I meccanismi di difesa
E se i meccanismi di difesa individuati da Sigmund Freud (repressione dei ricordi sgraditi ecc.) fossero causati da problemi della corteccia cere­brale destra? Lo sostiene V S. Ramachandran, docente di neuroscienze a San Diego, che ha studiato pazienti che rifiutano di accettare i sintomi di paralisi degli arti dovute a lesioni all'emi­sfero sinistro. Sulla sedia a rotelle sono convinti di muoversi a loro piacere, mentre conser­vano la coscienza di altri mali non neurologici.
Secondo Ramachandran, infatti, l'emisfero sinistro è "conserva­tore", incorpora ogni nuovo dato in modo da avere una visione del mondo coerente coi ricordi già immagazzinati ed esclude i dati minacciosi. L'emisfero destro invece rileva tutte le incongru­enze e costringe il sinistro a rivedere il proprio modello di realtà.
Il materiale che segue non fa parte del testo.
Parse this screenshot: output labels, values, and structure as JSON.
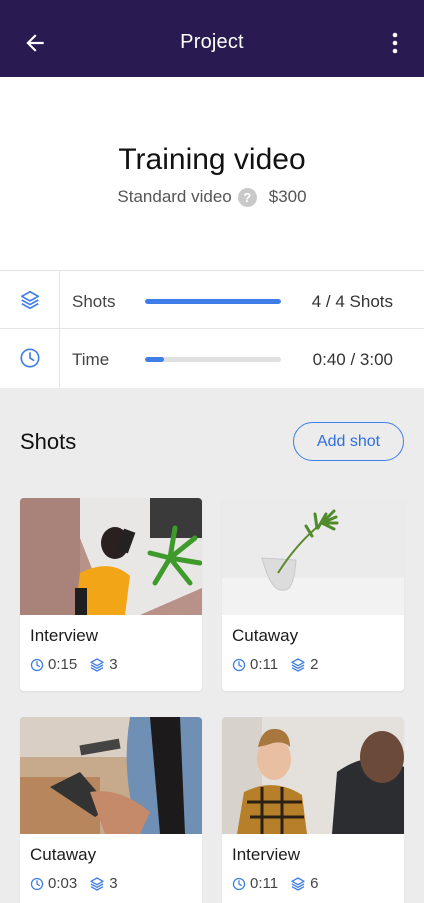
{
  "appbar": {
    "title": "Project",
    "back_icon": "arrow-back-icon",
    "more_icon": "more-vert-icon"
  },
  "project": {
    "name": "Training video",
    "type": "Standard video",
    "price": "$300",
    "help_glyph": "?"
  },
  "stats": {
    "shots": {
      "label": "Shots",
      "value": "4 / 4 Shots",
      "progress": 1.0,
      "icon": "layers-icon"
    },
    "time": {
      "label": "Time",
      "value": "0:40 / 3:00",
      "progress": 0.14,
      "icon": "clock-icon"
    }
  },
  "shots_section": {
    "title": "Shots",
    "add_label": "Add shot"
  },
  "shots": [
    {
      "title": "Interview",
      "duration": "0:15",
      "layers": "3"
    },
    {
      "title": "Cutaway",
      "duration": "0:11",
      "layers": "2"
    },
    {
      "title": "Cutaway",
      "duration": "0:03",
      "layers": "3"
    },
    {
      "title": "Interview",
      "duration": "0:11",
      "layers": "6"
    }
  ],
  "colors": {
    "appbar": "#2a1a52",
    "accent": "#3f7de8",
    "background": "#ececec"
  }
}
Ma se l'emisfero destro è danneggiato non si possono vedere le incongruenze. Questo capita non solo ai pazienti di Ramachandran, ma anche ai nevrotici.


I Lapsus
Anche quando il ricordo sembra perfettamente cosciente non corrisponde mai a ciò che è veramente succes­so, perché è influenzato da variabili emotive. Lo dimostra l'esperimento del foulard di Edouard Claparède, psicologo svizzero che all'inizio del '900 fece interrompere una lezione per 20 secondi da un disturba­tore con un foulard bianco e marrone. Foulard che nelle descrizioni dei testimoni diven­ne rosso, come "deve" essere un foulard rivoluzionario. L'inconscio gioca scherzi anche con lapsus e atti mancati nei quali, senza voler­lo, diciamo o facciamo ciò che volevamo nascondere. «Un mio paziente perdeva sempre la carta d'identità nei periodi di crisi» dice Vittorio Lingiardi, psichiatra e psicanalista. Un altro, che in seduta non riusciva a raccontare di sé, dimenticava da me l'agenda o le chiavi di casa, come a dire che una parte di lui era disponibile a farsi conoscere". Tutte "verità" che superano il controllo della coscienza.